Professor Laurence Tribe ‘66, the Carl M. Loeb University Professor, will be recognized by Columbia University with an honorary Doctor of Letters at the school’s commencement exercises on May 22, 2013.
A distinguished legal scholar and a much sought-after appellate advocate, Tribe has prevailed in three-fifths of the many appellate cases he has argued, including 35 arguments before the U.S. Supreme Court. He also helped write the constitutions of South Africa, the Czech Republic and the Marshall Islands.
Tribe, a world-renowned professor of constitutional law, joined the Harvard Law School faculty in 1968, received tenure in 1972, and held the Ralph S. Tyler, Jr. Professorship in Constitutional Law from 1982 to 2004, when he was appointed University Professor—the highest academic honor that Harvard University can bestow upon a faculty member.

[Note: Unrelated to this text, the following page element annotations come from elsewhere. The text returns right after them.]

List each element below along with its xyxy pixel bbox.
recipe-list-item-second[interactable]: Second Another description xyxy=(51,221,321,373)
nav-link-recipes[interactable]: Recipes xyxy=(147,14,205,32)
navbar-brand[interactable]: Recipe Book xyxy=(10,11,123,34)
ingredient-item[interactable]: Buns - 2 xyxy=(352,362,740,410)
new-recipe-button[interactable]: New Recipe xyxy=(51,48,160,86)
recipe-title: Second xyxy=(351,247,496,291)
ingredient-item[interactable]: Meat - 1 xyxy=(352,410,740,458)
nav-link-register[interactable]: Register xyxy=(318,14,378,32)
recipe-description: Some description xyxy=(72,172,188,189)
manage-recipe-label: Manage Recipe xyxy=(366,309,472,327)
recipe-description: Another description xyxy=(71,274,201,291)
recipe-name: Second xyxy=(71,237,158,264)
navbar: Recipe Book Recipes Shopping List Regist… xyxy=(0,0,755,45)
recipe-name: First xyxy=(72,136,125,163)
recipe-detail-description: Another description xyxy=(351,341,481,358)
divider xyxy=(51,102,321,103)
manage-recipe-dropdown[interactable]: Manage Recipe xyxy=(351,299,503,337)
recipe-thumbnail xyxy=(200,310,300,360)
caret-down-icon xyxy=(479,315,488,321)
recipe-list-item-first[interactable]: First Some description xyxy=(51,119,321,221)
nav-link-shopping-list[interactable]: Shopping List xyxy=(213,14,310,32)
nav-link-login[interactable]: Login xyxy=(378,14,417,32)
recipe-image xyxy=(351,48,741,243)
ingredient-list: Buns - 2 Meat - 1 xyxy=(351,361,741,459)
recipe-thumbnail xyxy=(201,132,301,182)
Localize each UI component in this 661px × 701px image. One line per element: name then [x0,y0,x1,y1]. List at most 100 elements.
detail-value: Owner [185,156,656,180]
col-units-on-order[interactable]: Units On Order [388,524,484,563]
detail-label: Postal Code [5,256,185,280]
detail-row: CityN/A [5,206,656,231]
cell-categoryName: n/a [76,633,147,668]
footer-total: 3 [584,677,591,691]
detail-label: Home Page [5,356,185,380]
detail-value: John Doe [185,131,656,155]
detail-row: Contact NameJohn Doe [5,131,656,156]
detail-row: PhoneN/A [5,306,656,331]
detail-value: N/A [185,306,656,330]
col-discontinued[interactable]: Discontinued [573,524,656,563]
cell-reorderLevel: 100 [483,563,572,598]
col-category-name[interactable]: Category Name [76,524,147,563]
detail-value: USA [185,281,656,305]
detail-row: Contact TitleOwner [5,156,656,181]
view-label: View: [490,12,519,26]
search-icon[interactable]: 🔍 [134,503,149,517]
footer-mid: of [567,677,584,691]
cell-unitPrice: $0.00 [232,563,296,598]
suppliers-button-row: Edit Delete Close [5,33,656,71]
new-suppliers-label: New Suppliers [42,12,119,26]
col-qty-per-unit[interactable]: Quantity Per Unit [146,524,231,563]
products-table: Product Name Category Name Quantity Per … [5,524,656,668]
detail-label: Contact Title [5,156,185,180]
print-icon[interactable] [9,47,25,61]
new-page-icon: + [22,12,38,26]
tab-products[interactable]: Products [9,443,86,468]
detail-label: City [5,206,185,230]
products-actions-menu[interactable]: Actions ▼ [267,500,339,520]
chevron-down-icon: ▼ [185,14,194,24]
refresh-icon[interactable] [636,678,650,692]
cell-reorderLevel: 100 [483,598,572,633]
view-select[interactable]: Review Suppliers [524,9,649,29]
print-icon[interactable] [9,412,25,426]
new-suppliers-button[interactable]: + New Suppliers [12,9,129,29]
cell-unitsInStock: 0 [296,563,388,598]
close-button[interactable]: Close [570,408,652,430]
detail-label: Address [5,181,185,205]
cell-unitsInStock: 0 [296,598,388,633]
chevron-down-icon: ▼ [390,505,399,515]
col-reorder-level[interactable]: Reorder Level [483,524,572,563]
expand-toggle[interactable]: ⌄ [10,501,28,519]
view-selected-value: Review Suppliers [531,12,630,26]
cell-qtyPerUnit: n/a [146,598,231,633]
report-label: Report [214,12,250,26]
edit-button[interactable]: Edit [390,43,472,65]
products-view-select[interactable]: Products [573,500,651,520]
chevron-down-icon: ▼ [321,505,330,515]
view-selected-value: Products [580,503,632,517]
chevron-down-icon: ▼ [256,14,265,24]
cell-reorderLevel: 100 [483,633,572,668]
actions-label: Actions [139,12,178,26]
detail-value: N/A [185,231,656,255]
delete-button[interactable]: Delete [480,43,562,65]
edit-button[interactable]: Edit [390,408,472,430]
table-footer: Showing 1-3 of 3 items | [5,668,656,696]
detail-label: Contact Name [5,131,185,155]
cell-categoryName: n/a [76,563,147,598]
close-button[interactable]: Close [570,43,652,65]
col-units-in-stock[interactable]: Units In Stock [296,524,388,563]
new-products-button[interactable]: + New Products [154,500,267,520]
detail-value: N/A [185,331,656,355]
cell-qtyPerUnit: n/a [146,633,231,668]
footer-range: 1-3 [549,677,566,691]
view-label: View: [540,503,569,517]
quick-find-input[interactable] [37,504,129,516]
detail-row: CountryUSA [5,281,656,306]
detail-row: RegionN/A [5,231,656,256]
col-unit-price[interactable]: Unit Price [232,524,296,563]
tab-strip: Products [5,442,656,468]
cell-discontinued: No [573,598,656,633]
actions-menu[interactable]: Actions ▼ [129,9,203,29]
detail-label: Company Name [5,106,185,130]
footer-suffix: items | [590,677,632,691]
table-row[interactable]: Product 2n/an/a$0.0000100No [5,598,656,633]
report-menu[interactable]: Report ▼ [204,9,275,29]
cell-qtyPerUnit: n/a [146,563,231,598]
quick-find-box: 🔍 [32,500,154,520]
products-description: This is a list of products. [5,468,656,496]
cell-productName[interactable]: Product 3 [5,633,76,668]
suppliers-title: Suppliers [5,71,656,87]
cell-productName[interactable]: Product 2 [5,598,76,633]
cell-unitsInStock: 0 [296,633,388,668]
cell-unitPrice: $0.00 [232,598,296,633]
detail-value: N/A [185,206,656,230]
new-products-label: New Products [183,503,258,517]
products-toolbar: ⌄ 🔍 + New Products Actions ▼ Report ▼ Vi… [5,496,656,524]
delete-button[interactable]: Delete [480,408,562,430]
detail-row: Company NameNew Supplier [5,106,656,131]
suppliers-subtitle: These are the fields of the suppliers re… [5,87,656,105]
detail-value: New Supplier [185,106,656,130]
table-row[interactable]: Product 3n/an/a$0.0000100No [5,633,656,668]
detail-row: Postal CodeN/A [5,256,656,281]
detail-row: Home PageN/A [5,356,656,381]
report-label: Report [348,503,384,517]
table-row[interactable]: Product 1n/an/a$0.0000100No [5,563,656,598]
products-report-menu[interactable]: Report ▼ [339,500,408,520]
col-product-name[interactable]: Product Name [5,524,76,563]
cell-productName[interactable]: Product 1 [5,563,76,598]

In 2010, he was appointed to serve the Obama administration in the U.S. Department of Justice as Senior Counselor for Access to Justice, an initiative created to address the access-to-justice crisis in the criminal and civil justice system.
Tribe is the author of more than 100 books and articles, including “American Constitutional Law,” “On Reading the Constitution,” and, most recently, “The Invisible Constitution.” He has argued 35 cases before the Supreme Court of the United States—including the historic Bush v. Gore case in 2000 on behalf of presidential candidate Albert Gore, Jr.— and he has testified frequently before Congress on a broad range of constitutional issues.
Tribe holds a bachelor’s degree summa cum laude in mathematics from Harvard College. In addition to the honorary degree from Columbia, Tribe has received 10 honorary degrees, including a Doctor of Laws from the University of Miami in 2010, a doctor of laws from New York University in 2008, and a doctor of humane letters from Hebrew University in 1998.